PALANGKA RAYA – Upah Minimum Provinsi (UMP) di Kalimantan Tengah (Kalteng) untuk tahun 2022 mendatang telah ditetapkan oleh pemerintah Berdasarkan Keputusan Gubernur Kalteng Nomor 188.44/442/2021.

Dalam keputusannya, pemerintah menetapkan UMP 2022 sebesar Rp 2.922.516 atau hanya mengalami kenaikan sekitar Rp 19.072 dari standar upah 2021 yang sebersar Rp 2.903.144. Dinas Tenaga Kerja dan Transmigrasi (Diskanertrans) menyebutkan, rendahnya kenaikan UMP itu salah satunya dipengaruhi oleh dampak pandemi Covid-19.

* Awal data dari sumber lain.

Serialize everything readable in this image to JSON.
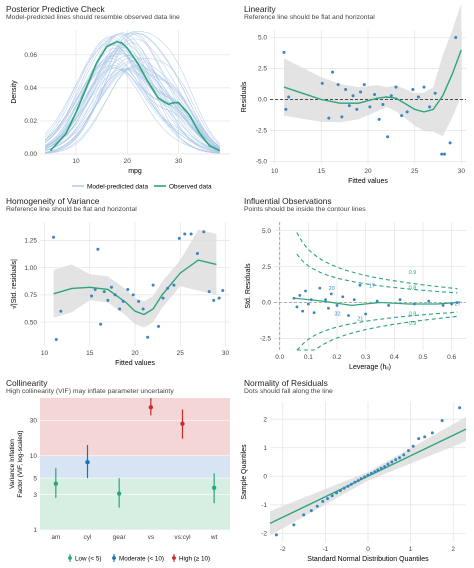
{
  "colors": {
    "green": "#2ca57a",
    "blue": "#1f6fb4",
    "red": "#c42c2c",
    "lightblue": "#a9c5e6",
    "dot": "#3b84bd",
    "grid": "#e3e3e3",
    "band": "#dcdcdc"
  },
  "chart_data": [
    {
      "type": "line",
      "title": "Posterior Predictive Check",
      "subtitle": "Model-predicted lines should resemble observed data line",
      "xlabel": "mpg",
      "ylabel": "Density",
      "xlim": [
        3,
        40
      ],
      "ylim": [
        0,
        0.075
      ],
      "xticks": [
        10,
        20,
        30
      ],
      "yticks": [
        0,
        0.02,
        0.04,
        0.06
      ],
      "ytick_labels": [
        "0.00",
        "0.02",
        "0.04",
        "0.06"
      ],
      "legend": [
        "Model-predicted data",
        "Observed data"
      ],
      "legend_position": "bottom",
      "observed": {
        "x": [
          5,
          8,
          10,
          12,
          14,
          16,
          18,
          19,
          20,
          22,
          24,
          26,
          28,
          29,
          30,
          32,
          34,
          36,
          38
        ],
        "y": [
          0.002,
          0.012,
          0.025,
          0.04,
          0.055,
          0.065,
          0.068,
          0.067,
          0.064,
          0.055,
          0.044,
          0.034,
          0.03,
          0.031,
          0.031,
          0.024,
          0.013,
          0.005,
          0.002
        ]
      }
    },
    {
      "type": "scatter",
      "title": "Linearity",
      "subtitle": "Reference line should be flat and horizontal",
      "xlabel": "Fitted values",
      "ylabel": "Residuals",
      "xlim": [
        9.5,
        30.5
      ],
      "ylim": [
        -5.2,
        5.6
      ],
      "xticks": [
        10,
        15,
        20,
        25,
        30
      ],
      "yticks": [
        -5.0,
        -2.5,
        0.0,
        2.5,
        5.0
      ],
      "ytick_labels": [
        "-5.0",
        "-2.5",
        "0.0",
        "2.5",
        "5.0"
      ],
      "points": [
        [
          11,
          3.8
        ],
        [
          11.2,
          -0.8
        ],
        [
          11.5,
          0.2
        ],
        [
          15.1,
          1.3
        ],
        [
          15.8,
          -1.5
        ],
        [
          16.2,
          2.2
        ],
        [
          16.8,
          1.2
        ],
        [
          17.2,
          -1.4
        ],
        [
          17.6,
          0.8
        ],
        [
          18,
          -0.5
        ],
        [
          18.4,
          0.3
        ],
        [
          18.8,
          -0.8
        ],
        [
          19.2,
          0.6
        ],
        [
          19.6,
          1.2
        ],
        [
          20.2,
          -0.6
        ],
        [
          20.7,
          0.4
        ],
        [
          21.2,
          -1.6
        ],
        [
          21.6,
          -0.4
        ],
        [
          22.1,
          -3.0
        ],
        [
          22.5,
          0.3
        ],
        [
          23,
          1.0
        ],
        [
          23.6,
          -1.3
        ],
        [
          24.2,
          -1.0
        ],
        [
          24.8,
          0.8
        ],
        [
          25.4,
          0.2
        ],
        [
          26,
          1.0
        ],
        [
          26.6,
          -0.6
        ],
        [
          27.2,
          0.5
        ],
        [
          27.9,
          -4.4
        ],
        [
          28.2,
          -4.4
        ],
        [
          28.8,
          -3.5
        ],
        [
          29.4,
          5.0
        ]
      ],
      "fit": {
        "x": [
          11,
          13,
          15,
          17,
          19,
          21,
          22,
          23,
          25,
          26,
          27,
          28,
          29,
          30
        ],
        "y": [
          1.0,
          0.5,
          0.0,
          -0.3,
          -0.3,
          0.1,
          0.2,
          0.1,
          -0.8,
          -1.0,
          -0.8,
          0.3,
          2.0,
          4.0
        ]
      }
    },
    {
      "type": "scatter",
      "title": "Homogeneity of Variance",
      "subtitle": "Reference line should be flat and horizontal",
      "xlabel": "Fitted values",
      "ylabel": "√|Std. residuals|",
      "xlim": [
        9.5,
        30.5
      ],
      "ylim": [
        0.28,
        1.42
      ],
      "xticks": [
        10,
        15,
        20,
        25,
        30
      ],
      "yticks": [
        0.5,
        0.75,
        1.0,
        1.25
      ],
      "ytick_labels": [
        "0.50",
        "0.75",
        "1.00",
        "1.25"
      ],
      "points": [
        [
          11,
          1.28
        ],
        [
          11.3,
          0.34
        ],
        [
          11.8,
          0.6
        ],
        [
          15.2,
          0.74
        ],
        [
          15.6,
          0.8
        ],
        [
          15.9,
          1.17
        ],
        [
          16.2,
          0.48
        ],
        [
          16.6,
          0.78
        ],
        [
          17,
          0.7
        ],
        [
          17.4,
          0.82
        ],
        [
          17.8,
          0.75
        ],
        [
          18.3,
          0.62
        ],
        [
          18.7,
          0.69
        ],
        [
          19.2,
          0.8
        ],
        [
          19.8,
          0.75
        ],
        [
          20.4,
          0.69
        ],
        [
          20.9,
          0.62
        ],
        [
          21.4,
          0.36
        ],
        [
          22,
          0.84
        ],
        [
          22.6,
          0.46
        ],
        [
          23.1,
          0.72
        ],
        [
          23.6,
          0.81
        ],
        [
          24.3,
          0.84
        ],
        [
          24.9,
          1.27
        ],
        [
          25.5,
          1.31
        ],
        [
          26.2,
          1.31
        ],
        [
          26.9,
          1.13
        ],
        [
          27.6,
          1.33
        ],
        [
          28.2,
          0.78
        ],
        [
          28.7,
          0.7
        ],
        [
          29.3,
          0.72
        ],
        [
          29.7,
          0.79
        ]
      ],
      "fit": {
        "x": [
          11,
          13,
          15,
          17,
          19,
          20,
          21,
          22,
          23,
          25,
          27,
          29
        ],
        "y": [
          0.76,
          0.81,
          0.82,
          0.8,
          0.68,
          0.6,
          0.57,
          0.62,
          0.75,
          0.95,
          1.07,
          1.03
        ]
      }
    },
    {
      "type": "scatter",
      "title": "Influential Observations",
      "subtitle": "Points should be inside the contour lines",
      "xlabel": "Leverage (hᵢᵢ)",
      "ylabel": "Std. Residuals",
      "xlim": [
        -0.02,
        0.65
      ],
      "ylim": [
        -3.3,
        5.6
      ],
      "xticks": [
        0.0,
        0.1,
        0.2,
        0.3,
        0.4,
        0.5,
        0.6
      ],
      "xtick_labels": [
        "0.0",
        "0.1",
        "0.2",
        "0.3",
        "0.4",
        "0.5",
        "0.6"
      ],
      "yticks": [
        -2.5,
        0.0,
        2.5,
        5.0
      ],
      "ytick_labels": [
        "-2.5",
        "0.0",
        "2.5",
        "5.0"
      ],
      "contour_labels": [
        "0.9",
        "0.9",
        "0.8",
        "0.8"
      ],
      "point_labels": [
        "20",
        "17",
        "32",
        "21",
        "27"
      ],
      "points": [
        [
          0.05,
          0.3
        ],
        [
          0.06,
          -0.3
        ],
        [
          0.07,
          0.5
        ],
        [
          0.08,
          -0.6
        ],
        [
          0.09,
          0.8
        ],
        [
          0.1,
          -0.1
        ],
        [
          0.11,
          0.2
        ],
        [
          0.12,
          -0.7
        ],
        [
          0.14,
          1.0
        ],
        [
          0.16,
          0.2
        ],
        [
          0.17,
          -0.4
        ],
        [
          0.18,
          0.6
        ],
        [
          0.2,
          -0.2
        ],
        [
          0.22,
          0.4
        ],
        [
          0.24,
          -0.9
        ],
        [
          0.26,
          0.2
        ],
        [
          0.28,
          1.2
        ],
        [
          0.3,
          -0.8
        ],
        [
          0.34,
          0.1
        ],
        [
          0.38,
          -0.2
        ],
        [
          0.42,
          0.2
        ],
        [
          0.47,
          -0.1
        ],
        [
          0.52,
          0.1
        ],
        [
          0.57,
          -0.2
        ],
        [
          0.6,
          -0.1
        ],
        [
          0.62,
          0.0
        ]
      ],
      "fit": {
        "x": [
          0.05,
          0.15,
          0.25,
          0.35,
          0.45,
          0.55,
          0.62
        ],
        "y": [
          0.3,
          0.1,
          -0.2,
          0.0,
          -0.1,
          -0.1,
          0.0
        ]
      }
    },
    {
      "type": "scatter",
      "title": "Collinearity",
      "subtitle": "High collinearity (VIF) may inflate parameter uncertainty",
      "xlabel": "",
      "ylabel": "Variance Inflation\nFactor (VIF, log-scaled)",
      "categories": [
        "am",
        "cyl",
        "gear",
        "vs",
        "vs:cyl",
        "wt"
      ],
      "scale": "log",
      "yticks": [
        1,
        3,
        5,
        10,
        30
      ],
      "zones": {
        "low": [
          1,
          5
        ],
        "moderate": [
          5,
          10
        ],
        "high": [
          10,
          60
        ]
      },
      "values": [
        4.2,
        8.2,
        3.1,
        45,
        27,
        3.7
      ],
      "ci": [
        [
          2.7,
          6.8
        ],
        [
          5.0,
          14.0
        ],
        [
          2.0,
          5.0
        ],
        [
          35,
          60
        ],
        [
          17,
          42
        ],
        [
          2.3,
          5.8
        ]
      ],
      "level": [
        "low",
        "moderate",
        "low",
        "high",
        "high",
        "low"
      ],
      "legend": [
        "Low (< 5)",
        "Moderate (< 10)",
        "High (≥ 10)"
      ],
      "legend_position": "bottom"
    },
    {
      "type": "scatter",
      "title": "Normality of Residuals",
      "subtitle": "Dots should fall along the line",
      "xlabel": "Standard Normal Distribution Quantiles",
      "ylabel": "Sample Quantiles",
      "xlim": [
        -2.3,
        2.3
      ],
      "ylim": [
        -2.3,
        2.6
      ],
      "xticks": [
        -2,
        -1,
        0,
        1,
        2
      ],
      "yticks": [
        -2,
        -1,
        0,
        1,
        2
      ],
      "points": [
        [
          -2.15,
          -2.05
        ],
        [
          -1.74,
          -1.7
        ],
        [
          -1.51,
          -1.35
        ],
        [
          -1.33,
          -1.2
        ],
        [
          -1.19,
          -1.05
        ],
        [
          -1.06,
          -0.88
        ],
        [
          -0.95,
          -0.78
        ],
        [
          -0.84,
          -0.68
        ],
        [
          -0.74,
          -0.58
        ],
        [
          -0.65,
          -0.5
        ],
        [
          -0.56,
          -0.42
        ],
        [
          -0.47,
          -0.35
        ],
        [
          -0.39,
          -0.28
        ],
        [
          -0.31,
          -0.21
        ],
        [
          -0.23,
          -0.15
        ],
        [
          -0.16,
          -0.08
        ],
        [
          -0.08,
          -0.02
        ],
        [
          0.0,
          0.04
        ],
        [
          0.08,
          0.1
        ],
        [
          0.16,
          0.16
        ],
        [
          0.23,
          0.22
        ],
        [
          0.31,
          0.28
        ],
        [
          0.39,
          0.34
        ],
        [
          0.47,
          0.42
        ],
        [
          0.56,
          0.5
        ],
        [
          0.65,
          0.58
        ],
        [
          0.74,
          0.65
        ],
        [
          0.84,
          0.75
        ],
        [
          0.95,
          0.9
        ],
        [
          1.06,
          1.05
        ],
        [
          1.19,
          1.32
        ],
        [
          1.33,
          1.38
        ],
        [
          1.51,
          1.52
        ],
        [
          1.74,
          1.95
        ],
        [
          2.15,
          2.4
        ]
      ],
      "fit": {
        "x": [
          -2.3,
          2.3
        ],
        "y": [
          -1.65,
          1.65
        ]
      }
    }
  ]
}
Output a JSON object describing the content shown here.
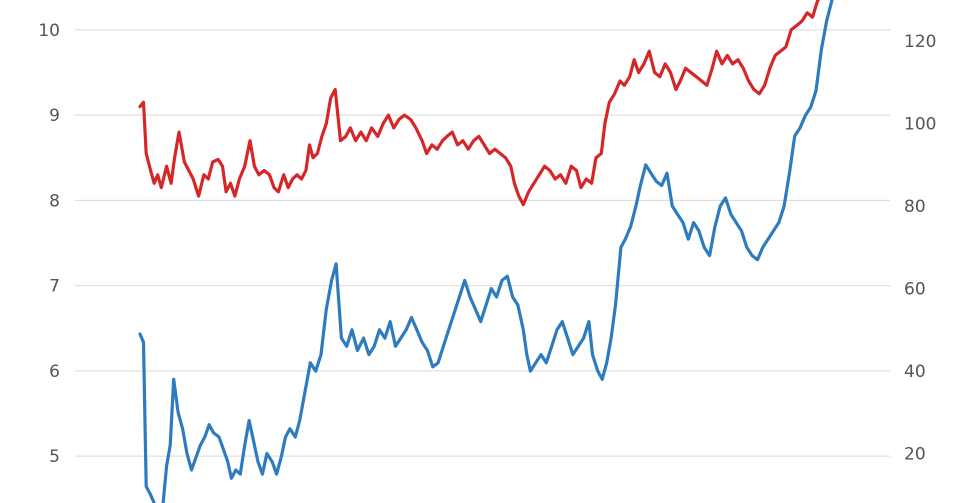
{
  "chart_data": {
    "type": "line",
    "title": "",
    "xlabel": "",
    "grid": true,
    "y_left": {
      "range": [
        4.45,
        10.35
      ],
      "ticks": [
        "5",
        "6",
        "7",
        "8",
        "9",
        "10"
      ]
    },
    "y_right": {
      "range": [
        8,
        130
      ],
      "ticks": [
        "20",
        "40",
        "60",
        "80",
        "100",
        "120"
      ]
    },
    "x_range": [
      0,
      1
    ],
    "series": [
      {
        "key": "red",
        "axis": "left",
        "color": "#d62728",
        "points": [
          [
            0.0,
            9.1
          ],
          [
            0.004,
            9.15
          ],
          [
            0.007,
            8.55
          ],
          [
            0.012,
            8.35
          ],
          [
            0.016,
            8.2
          ],
          [
            0.02,
            8.3
          ],
          [
            0.024,
            8.15
          ],
          [
            0.03,
            8.4
          ],
          [
            0.035,
            8.2
          ],
          [
            0.039,
            8.5
          ],
          [
            0.044,
            8.8
          ],
          [
            0.05,
            8.45
          ],
          [
            0.055,
            8.35
          ],
          [
            0.06,
            8.25
          ],
          [
            0.066,
            8.05
          ],
          [
            0.072,
            8.3
          ],
          [
            0.077,
            8.25
          ],
          [
            0.082,
            8.45
          ],
          [
            0.088,
            8.48
          ],
          [
            0.093,
            8.4
          ],
          [
            0.097,
            8.1
          ],
          [
            0.102,
            8.2
          ],
          [
            0.107,
            8.05
          ],
          [
            0.112,
            8.25
          ],
          [
            0.118,
            8.4
          ],
          [
            0.124,
            8.7
          ],
          [
            0.129,
            8.4
          ],
          [
            0.134,
            8.3
          ],
          [
            0.14,
            8.35
          ],
          [
            0.146,
            8.3
          ],
          [
            0.151,
            8.15
          ],
          [
            0.156,
            8.1
          ],
          [
            0.162,
            8.3
          ],
          [
            0.167,
            8.15
          ],
          [
            0.172,
            8.25
          ],
          [
            0.177,
            8.3
          ],
          [
            0.182,
            8.25
          ],
          [
            0.187,
            8.35
          ],
          [
            0.191,
            8.65
          ],
          [
            0.195,
            8.5
          ],
          [
            0.2,
            8.55
          ],
          [
            0.205,
            8.75
          ],
          [
            0.21,
            8.9
          ],
          [
            0.215,
            9.2
          ],
          [
            0.22,
            9.3
          ],
          [
            0.226,
            8.7
          ],
          [
            0.232,
            8.75
          ],
          [
            0.237,
            8.85
          ],
          [
            0.243,
            8.7
          ],
          [
            0.249,
            8.8
          ],
          [
            0.255,
            8.7
          ],
          [
            0.261,
            8.85
          ],
          [
            0.268,
            8.75
          ],
          [
            0.274,
            8.9
          ],
          [
            0.28,
            9.0
          ],
          [
            0.286,
            8.85
          ],
          [
            0.292,
            8.95
          ],
          [
            0.298,
            9.0
          ],
          [
            0.305,
            8.95
          ],
          [
            0.311,
            8.85
          ],
          [
            0.318,
            8.7
          ],
          [
            0.323,
            8.55
          ],
          [
            0.329,
            8.65
          ],
          [
            0.335,
            8.6
          ],
          [
            0.341,
            8.7
          ],
          [
            0.346,
            8.75
          ],
          [
            0.352,
            8.8
          ],
          [
            0.358,
            8.65
          ],
          [
            0.364,
            8.7
          ],
          [
            0.37,
            8.6
          ],
          [
            0.376,
            8.7
          ],
          [
            0.382,
            8.75
          ],
          [
            0.388,
            8.65
          ],
          [
            0.394,
            8.55
          ],
          [
            0.4,
            8.6
          ],
          [
            0.406,
            8.55
          ],
          [
            0.412,
            8.5
          ],
          [
            0.418,
            8.4
          ],
          [
            0.422,
            8.2
          ],
          [
            0.427,
            8.05
          ],
          [
            0.432,
            7.95
          ],
          [
            0.438,
            8.1
          ],
          [
            0.444,
            8.2
          ],
          [
            0.45,
            8.3
          ],
          [
            0.456,
            8.4
          ],
          [
            0.462,
            8.35
          ],
          [
            0.468,
            8.25
          ],
          [
            0.474,
            8.3
          ],
          [
            0.48,
            8.2
          ],
          [
            0.486,
            8.4
          ],
          [
            0.492,
            8.35
          ],
          [
            0.497,
            8.15
          ],
          [
            0.503,
            8.25
          ],
          [
            0.509,
            8.2
          ],
          [
            0.514,
            8.5
          ],
          [
            0.52,
            8.55
          ],
          [
            0.524,
            8.9
          ],
          [
            0.529,
            9.15
          ],
          [
            0.535,
            9.25
          ],
          [
            0.541,
            9.4
          ],
          [
            0.546,
            9.35
          ],
          [
            0.552,
            9.45
          ],
          [
            0.557,
            9.65
          ],
          [
            0.562,
            9.5
          ],
          [
            0.568,
            9.6
          ],
          [
            0.574,
            9.75
          ],
          [
            0.58,
            9.5
          ],
          [
            0.586,
            9.45
          ],
          [
            0.592,
            9.6
          ],
          [
            0.598,
            9.5
          ],
          [
            0.604,
            9.3
          ],
          [
            0.609,
            9.4
          ],
          [
            0.615,
            9.55
          ],
          [
            0.621,
            9.5
          ],
          [
            0.627,
            9.45
          ],
          [
            0.633,
            9.4
          ],
          [
            0.639,
            9.35
          ],
          [
            0.645,
            9.55
          ],
          [
            0.65,
            9.75
          ],
          [
            0.656,
            9.6
          ],
          [
            0.662,
            9.7
          ],
          [
            0.668,
            9.6
          ],
          [
            0.674,
            9.65
          ],
          [
            0.68,
            9.55
          ],
          [
            0.686,
            9.4
          ],
          [
            0.692,
            9.3
          ],
          [
            0.698,
            9.25
          ],
          [
            0.704,
            9.35
          ],
          [
            0.71,
            9.55
          ],
          [
            0.716,
            9.7
          ],
          [
            0.722,
            9.75
          ],
          [
            0.728,
            9.8
          ],
          [
            0.734,
            10.0
          ],
          [
            0.74,
            10.05
          ],
          [
            0.746,
            10.1
          ],
          [
            0.752,
            10.2
          ],
          [
            0.758,
            10.15
          ],
          [
            0.764,
            10.35
          ],
          [
            0.77,
            10.4
          ]
        ]
      },
      {
        "key": "blue",
        "axis": "right",
        "color": "#2e7bbf",
        "points": [
          [
            0.0,
            49
          ],
          [
            0.004,
            47
          ],
          [
            0.007,
            12
          ],
          [
            0.012,
            10
          ],
          [
            0.016,
            8
          ],
          [
            0.021,
            2
          ],
          [
            0.026,
            8
          ],
          [
            0.03,
            17
          ],
          [
            0.034,
            22
          ],
          [
            0.038,
            38
          ],
          [
            0.043,
            30
          ],
          [
            0.048,
            26
          ],
          [
            0.053,
            20
          ],
          [
            0.058,
            16
          ],
          [
            0.063,
            19
          ],
          [
            0.068,
            22
          ],
          [
            0.073,
            24
          ],
          [
            0.078,
            27
          ],
          [
            0.083,
            25
          ],
          [
            0.089,
            24
          ],
          [
            0.094,
            21
          ],
          [
            0.099,
            18
          ],
          [
            0.103,
            14
          ],
          [
            0.108,
            16
          ],
          [
            0.113,
            15
          ],
          [
            0.118,
            22
          ],
          [
            0.123,
            28
          ],
          [
            0.128,
            23
          ],
          [
            0.133,
            18
          ],
          [
            0.138,
            15
          ],
          [
            0.143,
            20
          ],
          [
            0.149,
            18
          ],
          [
            0.154,
            15
          ],
          [
            0.159,
            19
          ],
          [
            0.164,
            24
          ],
          [
            0.169,
            26
          ],
          [
            0.175,
            24
          ],
          [
            0.18,
            28
          ],
          [
            0.186,
            35
          ],
          [
            0.192,
            42
          ],
          [
            0.198,
            40
          ],
          [
            0.204,
            44
          ],
          [
            0.21,
            55
          ],
          [
            0.216,
            62
          ],
          [
            0.221,
            66
          ],
          [
            0.227,
            48
          ],
          [
            0.233,
            46
          ],
          [
            0.239,
            50
          ],
          [
            0.245,
            45
          ],
          [
            0.252,
            48
          ],
          [
            0.258,
            44
          ],
          [
            0.264,
            46
          ],
          [
            0.27,
            50
          ],
          [
            0.276,
            48
          ],
          [
            0.282,
            52
          ],
          [
            0.288,
            46
          ],
          [
            0.294,
            48
          ],
          [
            0.3,
            50
          ],
          [
            0.306,
            53
          ],
          [
            0.312,
            50
          ],
          [
            0.318,
            47
          ],
          [
            0.324,
            45
          ],
          [
            0.33,
            41
          ],
          [
            0.336,
            42
          ],
          [
            0.342,
            46
          ],
          [
            0.348,
            50
          ],
          [
            0.354,
            54
          ],
          [
            0.36,
            58
          ],
          [
            0.366,
            62
          ],
          [
            0.372,
            58
          ],
          [
            0.378,
            55
          ],
          [
            0.384,
            52
          ],
          [
            0.39,
            56
          ],
          [
            0.396,
            60
          ],
          [
            0.402,
            58
          ],
          [
            0.408,
            62
          ],
          [
            0.414,
            63
          ],
          [
            0.42,
            58
          ],
          [
            0.426,
            56
          ],
          [
            0.432,
            50
          ],
          [
            0.436,
            44
          ],
          [
            0.44,
            40
          ],
          [
            0.446,
            42
          ],
          [
            0.452,
            44
          ],
          [
            0.458,
            42
          ],
          [
            0.464,
            46
          ],
          [
            0.47,
            50
          ],
          [
            0.476,
            52
          ],
          [
            0.482,
            48
          ],
          [
            0.488,
            44
          ],
          [
            0.494,
            46
          ],
          [
            0.5,
            48
          ],
          [
            0.506,
            52
          ],
          [
            0.51,
            44
          ],
          [
            0.516,
            40
          ],
          [
            0.521,
            38
          ],
          [
            0.526,
            42
          ],
          [
            0.531,
            48
          ],
          [
            0.536,
            56
          ],
          [
            0.542,
            70
          ],
          [
            0.547,
            72
          ],
          [
            0.553,
            75
          ],
          [
            0.559,
            80
          ],
          [
            0.564,
            85
          ],
          [
            0.57,
            90
          ],
          [
            0.576,
            88
          ],
          [
            0.582,
            86
          ],
          [
            0.588,
            85
          ],
          [
            0.594,
            88
          ],
          [
            0.6,
            80
          ],
          [
            0.606,
            78
          ],
          [
            0.612,
            76
          ],
          [
            0.618,
            72
          ],
          [
            0.624,
            76
          ],
          [
            0.63,
            74
          ],
          [
            0.636,
            70
          ],
          [
            0.642,
            68
          ],
          [
            0.648,
            75
          ],
          [
            0.654,
            80
          ],
          [
            0.66,
            82
          ],
          [
            0.666,
            78
          ],
          [
            0.672,
            76
          ],
          [
            0.678,
            74
          ],
          [
            0.684,
            70
          ],
          [
            0.69,
            68
          ],
          [
            0.696,
            67
          ],
          [
            0.702,
            70
          ],
          [
            0.708,
            72
          ],
          [
            0.714,
            74
          ],
          [
            0.72,
            76
          ],
          [
            0.726,
            80
          ],
          [
            0.732,
            88
          ],
          [
            0.738,
            97
          ],
          [
            0.744,
            99
          ],
          [
            0.75,
            102
          ],
          [
            0.756,
            104
          ],
          [
            0.762,
            108
          ],
          [
            0.768,
            118
          ],
          [
            0.774,
            125
          ],
          [
            0.78,
            130
          ]
        ]
      }
    ]
  }
}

“Apa maknanya? Ya memang ini sesuai dengan kondisi perekonomian kita, yang selama satu tahun terakhir ini terdampak pandemi Covid-19. Berbagai sektor ekonomi mengalami kendala yang luar biasa, terutama awal-awal pandemi kemarin,” ujar Kepala Disnakertrans Kalteng, Syahril Tarigan.

Sektor ekonomi yang belum sepenuhnya pulih turut berpengaruh dalam penghitungan penetapan upah pekerja untuk tahun 2022 mendatang. Pasalnya pertumbuhan ekonomi dan inflasi daerah tahun berjalan menjadi indikator penghitungan dan penetapan besaran UMP tahun berikutnya.

“Berbeda dengan tahun-tahun lalu, menghitung kenaikan UMP dengan pertumbuhan ekonomi dan inflasi nasional. Karena sekarang hitungnya dengan skala daerah, jadi disesuaikan dengan kondisi kita di Kalteng,” ucap Syahril.

Baca Juga :  Sisi Lain Perjalanan Kunjungan Banjir Gubernur Kalteng Sugianto Sabran

Kondisi demikian tidak hanya terjadi di Kalteng, akan tetapi seluruh provinsi di Indonesia juga mengalami hal yang sama karena lesunya pertumbuhan ekonomi akibat dampak pandemi Covid-19 ini merata di seluruh wilayah.

“Bahkan beberapa provinsi yang menghitung UMP-nya dari pertumbuhan ekonomi dan inflasi, hasilnya malah minus, contohnya Sumatera Selatan. Kalau Kalteng setelah dihitung, UMP-nya naik biarpun sedikit,” papar Syahril.